GEM: A Generalist Model for Human Motion

Monocular whole-body 3D human pose estimation using the SOMA body model

2D Keypoint Overlay In-Camera Mesh

Global Mesh G1 Robot Retarget

_{2D Keypoint Overlay | In-Camera Mesh | Global Mesh | Retargeted G1 Motion}

📰 News

[2025-06] 📢 Added ONNX/TensorRT accelerated demo (demo_soma_onnx.py) — see Demo docs
[2025-06] 📢 Added humanoid robot retargeting to Unitree G1 (--retarget)
[2025-05] 📢 The GEM codebase is released!

🔎 Overview

GEM is a video-based 3D human pose estimation model developed by NVIDIA. It recovers full-body 77-joint motion — including body, hands, and face — from monocular video using the SOMA parametric body model. The pipeline handles dynamic cameras and recovers global motion trajectories. GEM includes a bundled 2D pose estimation model that detects 77 SOMA keypoints, making the system fully self-contained. Licensed under Apache 2.0 for commercial use.

✨ Key Features

77-joint SOMA body model — full body, hands, and face articulation
Bundled 2D keypoint detector — 2D pose estimator trained for SOMA 77-joint skeleton
Camera-space motion recovery — camera-space human motion estimation from dynamic monocular video
World-space motion recovery — world-space human motion estimation from dynamic monocular video
Humanoid robot retargeting — retarget recovered motion to Unitree G1 robot via SOMA Retargeter
Apache 2.0 licensed — commercially usable, trained on NVIDIA-owned data only

Research Version: Multi-Modal Conditioning

Looking for multi-modal motion generation (text, audio, music conditioning)? Check out GEM-SMPL, our research model using the SMPL body model that supports both motion estimation and generation from diverse input modalities. Presented at ICCV 2025 (Highlight).

🚀 Quick Start

# 1. Clone
git clone --recursive https://github.com/NVlabs/GEM-X.git && cd GEM-X

# 2. Setup environment
pip install uv && uv venv .venv --python 3.12 && source .venv/bin/activate
uv pip install torch torchvision --index-url https://download.pytorch.org/whl/cu126
uv pip install -e third_party/soma && cd third_party/soma && git lfs pull && cd ../..
bash scripts/install_env.sh

# 3. Run demo
python scripts/demo/demo_soma.py --video path/to/video.mp4 --ckpt inputs/pretrained/gem_soma.ckpt

# 4. (Optional) Retarget to G1 robot
uv pip install -e third_party/soma-retargeter
python scripts/demo/demo_soma.py --video path/to/video.mp4 --retarget

See docs/INSTALL.md for detailed installation instructions.

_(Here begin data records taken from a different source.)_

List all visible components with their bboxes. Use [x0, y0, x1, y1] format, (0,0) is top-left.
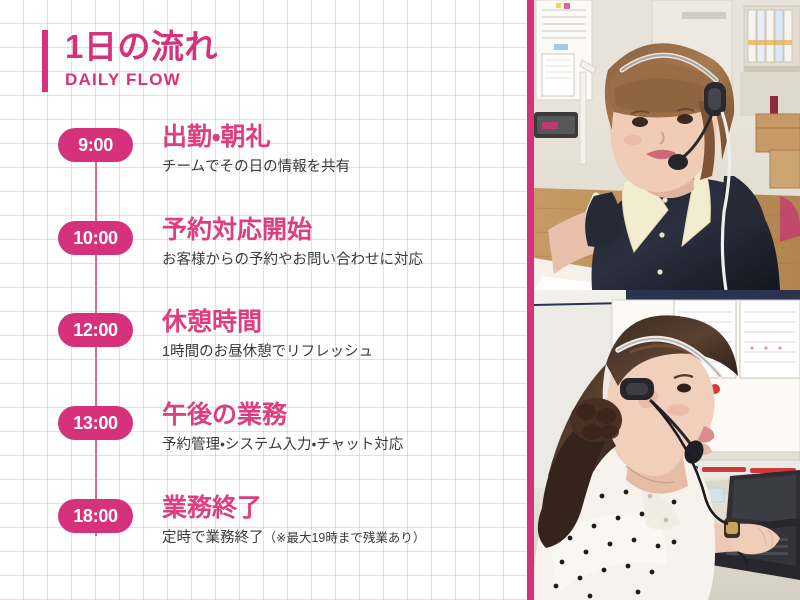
- timeline-item-title: 業務終了: [162, 493, 522, 524]
- timeline-item-description: お客様からの予約やお問い合わせに対応: [162, 251, 522, 271]
- timeline-item-title: 午後の業務: [162, 400, 522, 431]
- timeline-time-badge: 13:00: [58, 406, 133, 440]
- timeline-item-body: 午後の業務 予約管理・システム入力・チャット対応: [162, 400, 522, 455]
- timeline-item-description: 定時で業務終了（※最大19時まで残業あり）: [162, 529, 522, 549]
- grid-background-panel: 1日の流れ DAILY FLOW 9:00 出勤・朝礼 チームでその日の情報を共…: [0, 0, 527, 600]
- header-text-group: 1日の流れ DAILY FLOW: [65, 28, 218, 90]
- timeline-item-description-text: お客様からの予約やお問い合わせに対応: [162, 252, 423, 268]
- timeline-item-description: 1時間のお昼休憩でリフレッシュ: [162, 343, 522, 363]
- timeline-time-badge: 9:00: [58, 128, 133, 162]
- timeline-time-badge: 10:00: [58, 221, 133, 255]
- header-accent-bar: [42, 30, 48, 92]
- timeline-item: 13:00 午後の業務 予約管理・システム入力・チャット対応: [0, 406, 527, 440]
- timeline-item-description-note: （※最大19時まで残業あり）: [264, 531, 426, 545]
- page-header: 1日の流れ DAILY FLOW: [42, 28, 218, 90]
- timeline-time-badge: 18:00: [58, 499, 133, 533]
- timeline-item: 12:00 休憩時間 1時間のお昼休憩でリフレッシュ: [0, 313, 527, 347]
- timeline-item-description-text: 予約管理・システム入力・チャット対応: [162, 437, 403, 453]
- timeline-item-description-text: 1時間のお昼休憩でリフレッシュ: [162, 344, 373, 360]
- timeline-item: 18:00 業務終了 定時で業務終了（※最大19時まで残業あり）: [0, 499, 527, 533]
- daily-flow-infographic: 1日の流れ DAILY FLOW 9:00 出勤・朝礼 チームでその日の情報を共…: [0, 0, 800, 600]
- timeline-time-badge: 12:00: [58, 313, 133, 347]
- timeline-item-title: 休憩時間: [162, 307, 522, 338]
- call-center-operator-laptop-photo: [534, 290, 800, 600]
- timeline-item: 10:00 予約対応開始 お客様からの予約やお問い合わせに対応: [0, 221, 527, 255]
- timeline-item-title: 予約対応開始: [162, 215, 522, 246]
- timeline-item-description-text: チームでその日の情報を共有: [162, 159, 350, 175]
- timeline-item-body: 出勤・朝礼 チームでその日の情報を共有: [162, 122, 522, 177]
- timeline-item: 9:00 出勤・朝礼 チームでその日の情報を共有: [0, 128, 527, 162]
- timeline-item-body: 予約対応開始 お客様からの予約やお問い合わせに対応: [162, 215, 522, 270]
- timeline-item-description: 予約管理・システム入力・チャット対応: [162, 436, 522, 456]
- timeline-item-description: チームでその日の情報を共有: [162, 158, 522, 178]
- vertical-divider-bar: [527, 0, 534, 600]
- timeline-connector-line: [95, 162, 97, 536]
- timeline-item-body: 業務終了 定時で業務終了（※最大19時まで残業あり）: [162, 493, 522, 548]
- page-subtitle: DAILY FLOW: [65, 70, 218, 90]
- timeline-item-description-text: 定時で業務終了: [162, 530, 264, 546]
- page-title: 1日の流れ: [65, 28, 218, 67]
- photo-bottom-illustration: [534, 290, 800, 600]
- call-center-operator-headset-photo: [534, 0, 800, 290]
- timeline-item-body: 休憩時間 1時間のお昼休憩でリフレッシュ: [162, 307, 522, 362]
- photo-column: [534, 0, 800, 600]
- photo-top-illustration: [534, 0, 800, 290]
- timeline-item-title: 出勤・朝礼: [162, 122, 522, 153]
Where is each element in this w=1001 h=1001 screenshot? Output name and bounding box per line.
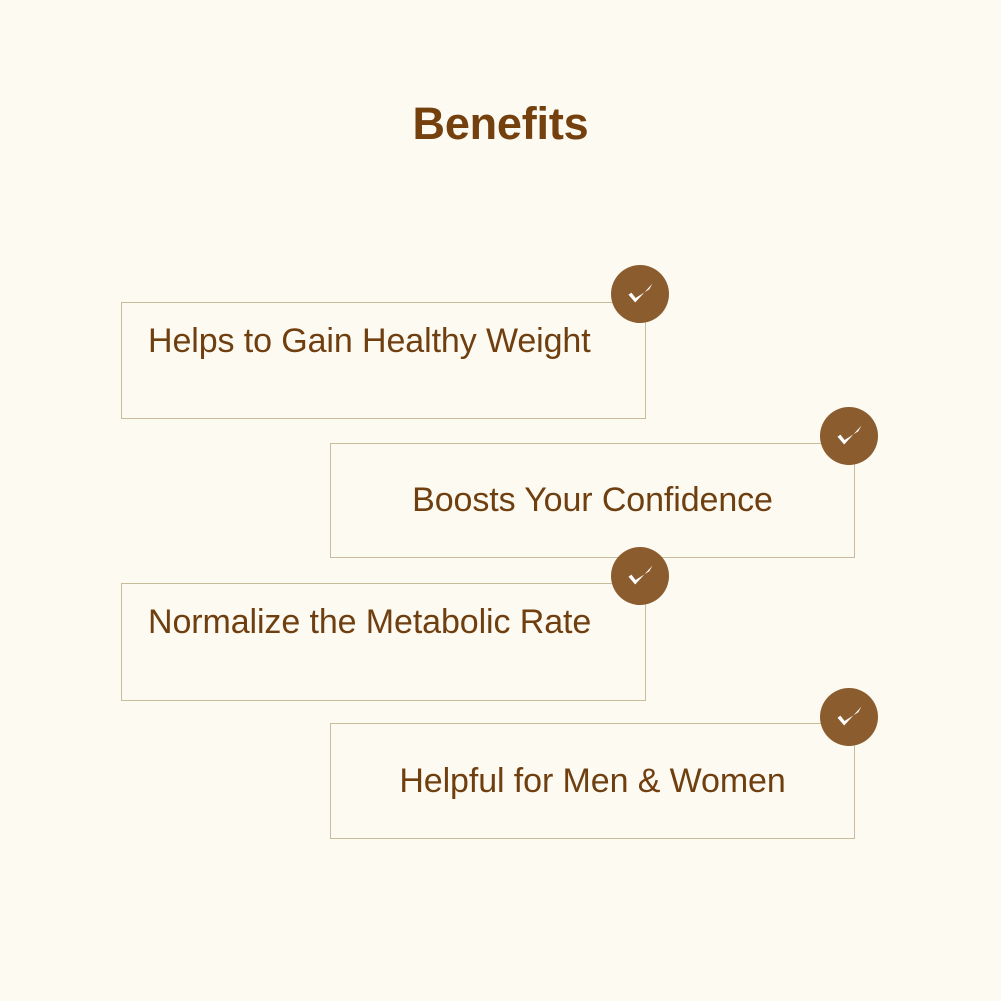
benefit-label-1: Helps to Gain Healthy Weight xyxy=(148,317,619,365)
benefits-panel: Benefits Helps to Gain Healthy Weight Bo… xyxy=(0,0,1001,1001)
page-title: Benefits xyxy=(0,101,1001,146)
check-circle-icon xyxy=(611,265,669,323)
check-circle-icon xyxy=(820,688,878,746)
benefit-item-1: Helps to Gain Healthy Weight xyxy=(121,302,646,419)
benefit-label-2: Boosts Your Confidence xyxy=(357,444,828,557)
benefit-label-4: Helpful for Men & Women xyxy=(357,724,828,838)
benefit-item-3: Normalize the Metabolic Rate xyxy=(121,583,646,701)
benefit-label-3: Normalize the Metabolic Rate xyxy=(148,598,619,646)
benefit-item-2: Boosts Your Confidence xyxy=(330,443,855,558)
check-circle-icon xyxy=(820,407,878,465)
check-circle-icon xyxy=(611,547,669,605)
benefit-item-4: Helpful for Men & Women xyxy=(330,723,855,839)
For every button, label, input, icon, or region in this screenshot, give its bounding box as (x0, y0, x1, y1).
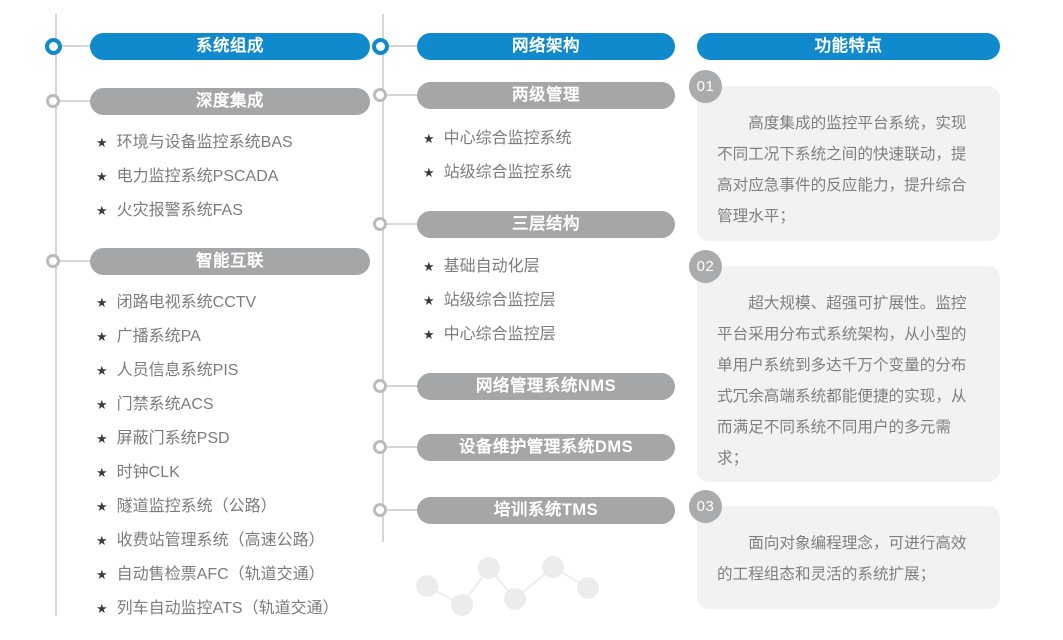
list-item[interactable]: ★ 人员信息系统PIS (96, 356, 339, 390)
timeline-connector-nms (387, 385, 419, 387)
section-header-system-composition[interactable]: 系统组成 (90, 33, 370, 60)
section-header-network-architecture[interactable]: 网络架构 (417, 33, 675, 60)
star-bullet-icon: ★ (96, 568, 108, 581)
timeline-connector-smart-interconnect (60, 260, 92, 262)
timeline-node-three-layer-structure[interactable] (373, 217, 387, 231)
network-nodes-graphic (397, 545, 647, 635)
list-item[interactable]: ★ 中心综合监控系统 (423, 124, 572, 158)
group-title-dms[interactable]: 设备维护管理系统DMS (417, 434, 675, 461)
star-bullet-icon: ★ (96, 136, 108, 149)
list-item[interactable]: ★ 站级综合监控系统 (423, 158, 572, 192)
list-item[interactable]: ★ 时钟CLK (96, 458, 339, 492)
list-item[interactable]: ★ 基础自动化层 (423, 252, 556, 286)
star-bullet-icon: ★ (423, 260, 435, 273)
timeline-connector-network-header (387, 45, 419, 47)
list-item[interactable]: ★ 环境与设备监控系统BAS (96, 128, 293, 162)
timeline-node-smart-interconnect[interactable] (46, 254, 60, 268)
timeline-node-systems-header[interactable] (45, 38, 62, 55)
timeline-node-nms[interactable] (373, 379, 387, 393)
list-item[interactable]: ★ 自动售检票AFC（轨道交通） (96, 560, 339, 594)
bullet-list-two-level-management: ★ 中心综合监控系统 ★ 站级综合监控系统 (423, 124, 572, 192)
star-bullet-icon: ★ (96, 364, 108, 377)
timeline-node-deep-integration[interactable] (46, 94, 60, 108)
group-title-smart-interconnect[interactable]: 智能互联 (90, 248, 370, 275)
group-title-three-layer-structure[interactable]: 三层结构 (417, 211, 675, 238)
timeline-node-network-header[interactable] (372, 38, 389, 55)
star-bullet-icon: ★ (96, 170, 108, 183)
feature-card-text: 超大规模、超强可扩展性。监控平台采用分布式系统架构，从小型的单用户系统到多达千万… (717, 288, 980, 474)
column-feature-highlights: 功能特点 01 高度集成的监控平台系统，实现不同工况下系统之间的快速联动，提高对… (690, 0, 1010, 640)
feature-card-text: 高度集成的监控平台系统，实现不同工况下系统之间的快速联动，提高对应急事件的反应能… (717, 108, 980, 232)
group-title-nms[interactable]: 网络管理系统NMS (417, 373, 675, 400)
star-bullet-icon: ★ (96, 398, 108, 411)
bullet-list-three-layer-structure: ★ 基础自动化层 ★ 站级综合监控层 ★ 中心综合监控层 (423, 252, 556, 354)
star-bullet-icon: ★ (96, 432, 108, 445)
feature-card-text: 面向对象编程理念，可进行高效的工程组态和灵活的系统扩展； (717, 528, 980, 590)
feature-card-number-badge: 03 (689, 490, 722, 523)
timeline-connector-systems-header (60, 45, 92, 47)
star-bullet-icon: ★ (96, 330, 108, 343)
timeline-connector-tms (387, 509, 419, 511)
group-title-deep-integration[interactable]: 深度集成 (90, 88, 370, 115)
list-item[interactable]: ★ 门禁系统ACS (96, 390, 339, 424)
list-item[interactable]: ★ 屏蔽门系统PSD (96, 424, 339, 458)
feature-card-01[interactable]: 01 高度集成的监控平台系统，实现不同工况下系统之间的快速联动，提高对应急事件的… (697, 86, 1000, 241)
list-item[interactable]: ★ 闭路电视系统CCTV (96, 288, 339, 322)
list-item[interactable]: ★ 广播系统PA (96, 322, 339, 356)
star-bullet-icon: ★ (423, 132, 435, 145)
feature-card-number-badge: 01 (689, 70, 722, 103)
feature-card-number-badge: 02 (689, 250, 722, 283)
section-header-feature-highlights[interactable]: 功能特点 (697, 33, 1000, 60)
timeline-connector-three-layer-structure (387, 223, 419, 225)
bullet-list-smart-interconnect: ★ 闭路电视系统CCTV ★ 广播系统PA ★ 人员信息系统PIS ★ 门禁系统… (96, 288, 339, 628)
star-bullet-icon: ★ (96, 466, 108, 479)
group-title-tms[interactable]: 培训系统TMS (417, 497, 675, 524)
timeline-connector-dms (387, 446, 419, 448)
list-item[interactable]: ★ 隧道监控系统（公路） (96, 492, 339, 526)
bullet-list-deep-integration: ★ 环境与设备监控系统BAS ★ 电力监控系统PSCADA ★ 火灾报警系统FA… (96, 128, 293, 230)
star-bullet-icon: ★ (423, 328, 435, 341)
feature-card-02[interactable]: 02 超大规模、超强可扩展性。监控平台采用分布式系统架构，从小型的单用户系统到多… (697, 266, 1000, 482)
timeline-node-tms[interactable] (373, 503, 387, 517)
feature-card-03[interactable]: 03 面向对象编程理念，可进行高效的工程组态和灵活的系统扩展； (697, 506, 1000, 609)
star-bullet-icon: ★ (96, 296, 108, 309)
star-bullet-icon: ★ (96, 602, 108, 615)
list-item[interactable]: ★ 电力监控系统PSCADA (96, 162, 293, 196)
timeline-node-dms[interactable] (373, 440, 387, 454)
column-system-composition: 系统组成 深度集成 ★ 环境与设备监控系统BAS ★ 电力监控系统PSCADA … (40, 0, 360, 640)
timeline-connector-two-level-management (387, 94, 419, 96)
column-network-architecture: 网络架构 两级管理 ★ 中心综合监控系统 ★ 站级综合监控系统 三层结构 ★ 基… (367, 0, 667, 640)
timeline-node-two-level-management[interactable] (373, 88, 387, 102)
star-bullet-icon: ★ (423, 294, 435, 307)
list-item[interactable]: ★ 收费站管理系统（高速公路） (96, 526, 339, 560)
list-item[interactable]: ★ 火灾报警系统FAS (96, 196, 293, 230)
list-item[interactable]: ★ 站级综合监控层 (423, 286, 556, 320)
star-bullet-icon: ★ (96, 204, 108, 217)
group-title-two-level-management[interactable]: 两级管理 (417, 82, 675, 109)
list-item[interactable]: ★ 中心综合监控层 (423, 320, 556, 354)
star-bullet-icon: ★ (96, 534, 108, 547)
star-bullet-icon: ★ (96, 500, 108, 513)
timeline-connector-deep-integration (60, 100, 92, 102)
star-bullet-icon: ★ (423, 166, 435, 179)
list-item[interactable]: ★ 列车自动监控ATS（轨道交通） (96, 594, 339, 628)
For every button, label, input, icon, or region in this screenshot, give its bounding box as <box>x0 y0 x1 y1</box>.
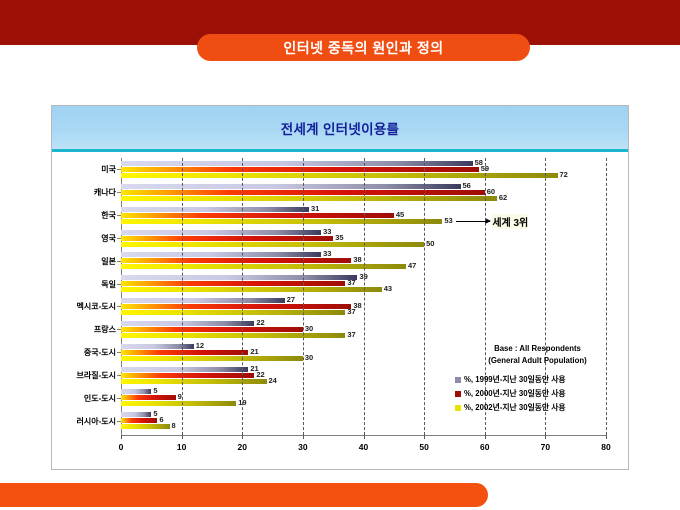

Mac users: For real-time webcam demos on Apple Silicon, see docs/INSTALL_MACOS.md instead.

📚 Documentation

Document	Description
Installation	Prerequisites, step-by-step setup, Docker, troubleshooting
Installation (macOS)	Apple Silicon setup for the real-time webcam demo
Demo	Full 3D pipeline, ONNX/TRT accelerated demo, 2D keypoint-only demo, output formats
Training & Evaluation	Dataset preparation, training commands, config system
Model Overview	Architecture, SOMA body model, bundled 2D pose model
Related Projects	GENMO, SOMA, ecosystem cross-references

📦 Pretrained Models

Model	Body Model	Joints	Download
GEM (SOMA)	SOMA	77 (body + hands + face)	gem_soma.ckpt

Place checkpoints under inputs/pretrained/ or pass the path via --ckpt. The demo scripts will automatically download the checkpoint from HuggingFace if --ckpt is not provided.

🤝 Related Humanoid Work at NVIDIA

GEM is part of a larger effort to enable humanoid motion data for robotics, physical AI, and other applications.

Check out these related works:

📖 Citation

@inproceedings{genmo2025,
  title     = {GENMO: A GENeralist Model for Human MOtion},
  author    = {Li, Jiefeng and Cao, Jinkun and Zhang, Haotian and Rempe, Davis and Kautz, Jan and Iqbal, Umar and Yuan, Ye},
  booktitle = {Proceedings of the IEEE/CVF International Conference on Computer Vision (ICCV)},
  year      = {2025}
}

📄 License

This project is released under Apache 2.0. This project will download and install additional third-party open source software projects. Review the license terms of these open source projects before use. See ATTRIBUTIONS.md for specifics.

GOVERNING TERMS:

Use of the source code is governed by the Apache License, Version 2.0. Use of the associated model is governed by the NVIDIA Open Model License Agreement.